Wollen wir das wirklich oder ist es viel bequemer in einer Art selbstgewähltem Muss-Käfig zu verharren und sich mit irgendetwas für die eigene Unfähigkeit und Angst zu entschuldigen?
Das ist, was wir ja all die Jahre gewohnt waren. Das ist, was wir uns all die Jahre so angeeignet haben, ohne zu hinterfragen, ob es uns noch guttut.
Eigentlich sind wir so nicht besser, als ein Alkoholiker, der sein Trinken-wollen immer wieder mit irgendwelchen traurigen Lebensumständen entschuldigt.
Wir finden auch nur 100.000 Gründe dafür, warum wir nicht handeln wollen.
Denn genaugenommen müssen wir so nicht leben. Wir könnten uns jeden Tag aufs Neue für einen anderen Weg entscheiden.
Was würden wir dabei gewinnen oder verlieren?

Gewinnen                                            Verlieren
Freude am Leben                                  Angst vor der Zukunft
Selbst-Bewusst-Sein                             Angst vor dem Leben
Entscheidungsfähigkeit                        vorgeschobene Entschuldigungen
Handlungsfähigkeit                              Opferrolle
Glück                                                    Schutzwälle
Eigenverantwortlichkeit                       Feindbilder
Selbstachtung                                       Mauern

Und was willst Du jetzt?
Willst Du Dich weiter vor der Verantwortung für Dein Leben drücken?
Willst Du Dich weiter als Opfer Deines Schicksals fühlen?
Willst Du weiter anderen die Schuld geben für Entscheidungen, die Du nicht treffen willst?
Willst Du weiter in der Masse mitlaufen oder willst Du endlich aufstehen und leben?
Willst Du es weiter so tun, wie Du es immer gemacht hast, weil Du es so gewohnt bist und Veränderungen lieber aus dem Weg gehst?
Oder
Willst Du das Abenteuer Leben mit vollen Zügen genießen und an Hürden auf Deinem Weg wachsen?
Willst Du die Herausforderung erkennen und mit deren Bewältigung zu Dir selbst finden?
Willst Du werden, was Du schon immer sein wolltest?

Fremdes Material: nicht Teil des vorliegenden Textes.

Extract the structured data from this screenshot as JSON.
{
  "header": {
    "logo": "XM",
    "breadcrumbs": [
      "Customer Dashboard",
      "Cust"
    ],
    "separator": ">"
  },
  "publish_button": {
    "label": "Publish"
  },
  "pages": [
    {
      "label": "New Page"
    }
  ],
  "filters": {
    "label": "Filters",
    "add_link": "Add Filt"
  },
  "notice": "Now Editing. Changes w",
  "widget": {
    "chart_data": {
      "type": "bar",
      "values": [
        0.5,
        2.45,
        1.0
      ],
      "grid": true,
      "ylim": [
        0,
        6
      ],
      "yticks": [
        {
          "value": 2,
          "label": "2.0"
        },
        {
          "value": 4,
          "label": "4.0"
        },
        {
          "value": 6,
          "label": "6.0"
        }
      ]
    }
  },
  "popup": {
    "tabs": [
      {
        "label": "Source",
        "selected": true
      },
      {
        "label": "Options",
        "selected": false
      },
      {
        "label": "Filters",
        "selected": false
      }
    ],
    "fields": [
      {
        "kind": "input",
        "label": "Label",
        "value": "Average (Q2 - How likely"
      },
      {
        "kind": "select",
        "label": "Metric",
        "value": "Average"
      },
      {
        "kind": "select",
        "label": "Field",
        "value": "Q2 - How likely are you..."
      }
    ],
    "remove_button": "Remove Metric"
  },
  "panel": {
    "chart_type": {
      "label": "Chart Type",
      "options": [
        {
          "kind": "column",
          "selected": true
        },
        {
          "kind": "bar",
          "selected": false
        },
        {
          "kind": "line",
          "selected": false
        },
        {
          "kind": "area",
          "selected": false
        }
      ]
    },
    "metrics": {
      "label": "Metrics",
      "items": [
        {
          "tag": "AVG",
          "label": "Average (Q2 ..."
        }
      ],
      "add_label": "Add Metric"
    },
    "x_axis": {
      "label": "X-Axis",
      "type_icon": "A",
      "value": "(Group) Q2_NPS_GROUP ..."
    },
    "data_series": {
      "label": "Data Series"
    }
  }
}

Dann steh endlich auf und mach Dir bewusst, was Du gerade mit Deinem Leben tust!
Steh auf, und definiere Dich neu!
Steh auf, und handele so, dass es Dir gut geht. Entschuldige Dich nicht mehr bei anderen oder mit anderen. Du allein trägst die Verantwortung für Dich und Dein Leben.
Es verändert sich erst etwas, wenn Du etwas veränderst.
Deine Weigerung, das zu erkennen, hilft Dir nicht und macht Dich krank. Das könntest Du verhindern, wenn Du Dein Bewusstsein für Deine Bedürfnisse und Deine Verantwortung schulst.
Dafür musst Du allerdings Deine Handlungen hinterfragen wollen.
Dafür musst Du wahrnehmen wollen und nicht die anderen vorschieben.
Dafür musst Du Deine Schutzmechanismen erkennen wollen und Dich ihnen stellen.
Dafür musst Du bei Dir bleiben wollen!

Es ist ein schwerer Weg zur Ehrlichkeit mit sich selbst.
Lass ihn uns gemeinsam gehen.
Denn wir sind alle Liebe und Licht.
Niemand – außer wir selbst – hindert uns daran zu leuchten und unsere Liebe in die Welt zu tragen.